Figure 4.. Causal inference, transferability of polygenic risk scores, and complex trait association in polygenic risk tails.

(a) Mendelian Randomization estimates causal links between biomarkers (blue nodes) and selected complex traits (red nodes). Association arrows are drawn based on effect direction (red decreasing, blue increasing). Associations were adjusted for FDR 5% cutoff across all tests (Methods, Supplementary Table 16). Edge width is proportional to the absolute causal effect size (log odds per standard deviation). (b) Summary of prediction accuracy of the snpnet polygenic scores across traits, evaluated on a held-out test set in White British as well as other 4 populations in UK Biobank. (c) (x-axis) Biomarker polygenic risk scores for the top 1%, top 10%, bottom 1%, and bottom 10% of individuals and their association to different diseases in UK Biobank, represented as the odds ratio of the disease in this group relative to the 40–60% quantiles. Traits without rows did not have any outcomes with FDR-adjusted significant associations.
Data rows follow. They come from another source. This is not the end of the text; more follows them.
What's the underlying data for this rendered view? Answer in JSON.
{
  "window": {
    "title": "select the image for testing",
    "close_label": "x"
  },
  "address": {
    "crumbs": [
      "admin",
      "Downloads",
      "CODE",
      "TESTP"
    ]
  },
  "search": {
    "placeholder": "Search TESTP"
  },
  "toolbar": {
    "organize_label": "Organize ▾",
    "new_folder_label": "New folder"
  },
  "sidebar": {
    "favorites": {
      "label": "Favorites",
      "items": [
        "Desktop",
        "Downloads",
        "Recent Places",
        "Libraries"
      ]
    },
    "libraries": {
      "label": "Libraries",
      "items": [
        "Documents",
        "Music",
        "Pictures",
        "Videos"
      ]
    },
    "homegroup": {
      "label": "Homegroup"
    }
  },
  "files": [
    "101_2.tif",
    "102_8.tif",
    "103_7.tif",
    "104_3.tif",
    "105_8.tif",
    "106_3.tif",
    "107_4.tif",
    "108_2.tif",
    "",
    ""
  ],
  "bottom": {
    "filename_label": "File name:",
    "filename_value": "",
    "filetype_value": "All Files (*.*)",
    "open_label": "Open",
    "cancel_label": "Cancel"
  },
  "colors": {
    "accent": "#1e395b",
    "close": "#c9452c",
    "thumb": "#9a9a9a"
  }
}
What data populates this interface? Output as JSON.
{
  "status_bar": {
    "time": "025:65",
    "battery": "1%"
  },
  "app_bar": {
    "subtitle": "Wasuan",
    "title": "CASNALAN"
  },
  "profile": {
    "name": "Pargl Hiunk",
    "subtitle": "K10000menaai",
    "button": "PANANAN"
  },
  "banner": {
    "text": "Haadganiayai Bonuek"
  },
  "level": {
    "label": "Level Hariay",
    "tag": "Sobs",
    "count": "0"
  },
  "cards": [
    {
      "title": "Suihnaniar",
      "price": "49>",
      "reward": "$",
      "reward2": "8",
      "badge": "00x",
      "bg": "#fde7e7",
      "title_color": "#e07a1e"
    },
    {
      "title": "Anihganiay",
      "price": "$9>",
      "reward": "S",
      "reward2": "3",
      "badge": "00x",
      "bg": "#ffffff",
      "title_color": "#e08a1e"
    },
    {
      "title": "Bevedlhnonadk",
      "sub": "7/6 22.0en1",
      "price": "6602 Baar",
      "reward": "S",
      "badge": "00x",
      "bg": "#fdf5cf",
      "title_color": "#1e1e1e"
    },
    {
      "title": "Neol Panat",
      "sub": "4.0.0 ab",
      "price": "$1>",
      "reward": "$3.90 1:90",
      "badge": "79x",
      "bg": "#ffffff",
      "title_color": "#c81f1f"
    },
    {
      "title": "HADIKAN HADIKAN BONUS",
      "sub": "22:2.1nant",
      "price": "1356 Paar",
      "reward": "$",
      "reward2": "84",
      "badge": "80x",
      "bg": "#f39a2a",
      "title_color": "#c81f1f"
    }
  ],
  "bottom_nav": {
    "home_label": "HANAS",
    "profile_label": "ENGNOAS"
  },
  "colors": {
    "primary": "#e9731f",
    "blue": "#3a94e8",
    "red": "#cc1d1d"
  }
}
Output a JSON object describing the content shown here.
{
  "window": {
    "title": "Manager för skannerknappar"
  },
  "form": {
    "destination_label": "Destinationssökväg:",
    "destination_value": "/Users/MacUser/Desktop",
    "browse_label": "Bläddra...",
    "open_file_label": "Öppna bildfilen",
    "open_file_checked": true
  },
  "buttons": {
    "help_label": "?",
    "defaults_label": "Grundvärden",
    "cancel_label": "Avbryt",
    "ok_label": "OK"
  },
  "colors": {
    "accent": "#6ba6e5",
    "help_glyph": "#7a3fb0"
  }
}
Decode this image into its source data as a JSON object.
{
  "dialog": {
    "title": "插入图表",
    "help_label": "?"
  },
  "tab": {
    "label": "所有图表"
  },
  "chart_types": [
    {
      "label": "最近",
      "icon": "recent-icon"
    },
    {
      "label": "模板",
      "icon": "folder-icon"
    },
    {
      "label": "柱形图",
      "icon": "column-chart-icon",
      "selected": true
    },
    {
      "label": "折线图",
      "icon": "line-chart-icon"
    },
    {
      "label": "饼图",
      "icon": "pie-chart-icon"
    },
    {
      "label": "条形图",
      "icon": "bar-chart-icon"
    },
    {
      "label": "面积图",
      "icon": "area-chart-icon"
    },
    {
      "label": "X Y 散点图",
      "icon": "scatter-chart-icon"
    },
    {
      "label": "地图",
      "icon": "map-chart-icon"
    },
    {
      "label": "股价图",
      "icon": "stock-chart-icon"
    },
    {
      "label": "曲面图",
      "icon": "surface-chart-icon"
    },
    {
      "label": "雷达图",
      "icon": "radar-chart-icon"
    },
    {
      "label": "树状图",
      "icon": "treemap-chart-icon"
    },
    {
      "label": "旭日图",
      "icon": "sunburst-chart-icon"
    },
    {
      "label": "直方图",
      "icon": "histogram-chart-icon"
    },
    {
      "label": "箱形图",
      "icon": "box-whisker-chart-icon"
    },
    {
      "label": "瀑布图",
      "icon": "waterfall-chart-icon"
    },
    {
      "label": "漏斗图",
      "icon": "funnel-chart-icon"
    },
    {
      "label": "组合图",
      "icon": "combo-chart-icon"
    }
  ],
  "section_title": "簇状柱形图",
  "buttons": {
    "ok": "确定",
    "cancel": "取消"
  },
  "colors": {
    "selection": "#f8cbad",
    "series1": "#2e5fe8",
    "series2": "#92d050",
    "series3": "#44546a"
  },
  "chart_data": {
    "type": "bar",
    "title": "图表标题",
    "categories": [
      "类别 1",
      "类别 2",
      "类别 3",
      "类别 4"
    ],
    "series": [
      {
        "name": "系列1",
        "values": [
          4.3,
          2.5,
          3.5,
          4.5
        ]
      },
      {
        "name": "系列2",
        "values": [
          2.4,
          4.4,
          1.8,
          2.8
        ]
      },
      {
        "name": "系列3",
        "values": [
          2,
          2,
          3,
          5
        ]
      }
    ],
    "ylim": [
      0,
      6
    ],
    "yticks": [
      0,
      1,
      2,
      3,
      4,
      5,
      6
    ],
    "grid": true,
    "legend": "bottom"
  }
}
Figure 5.. Multiple regression with biomarker polygenic scores improve prevalent and incident disease prediction.

(a) (x-axis) quantiles of polygenic risk score, spaced to linearly represent the mean of the corresponding bin of scores. (y-axis) Prevalence of chronic kidney disease (n = 2,780 cases and n = 89,409 total, defined by verbal questionnaire and hospital in-patient record ICD code data) within each quantile bin of the polygenic risk score. Error bars represent the standard error around each measurement, and individuals evaluated are held-out European-ancestry individuals in UK Biobank. (b) ROC curve with AUC for chronic kidney disease, comparing the snpnet-derived polygenic score to a multi-PRS model trained across biomarkers as well. Individuals evaluated are held -out European-ancestry individuals in UK Biobank. (c) AUC-ROC estimates for prediction of 10 disease outcomes in a held-out test set of the UK Biobank. Diabetes was run using both a strict definition (excluding from control individuals with HbA1c < 39) and the complete sample (Methods). (d) Hazard ratios for the incidence of type 2 diabetes (n = 17,519), chronic kidney disease (n=3,058), myocardial infarction (n=7,913), heart failure (n = 13,965), gout (n = 1,936), gallstones (n = 11,629), and cirrhosis (n=845) in FinnGen using the standard single-disease PRS trained on UK Biobank using snpnet versus the multi-PRS including both biomarker PRSs and the trait PRS. The strict definition of type 2 diabetes is shown. Error bars represent 95% confidence intervals and points represent mean hazard ratio estimates.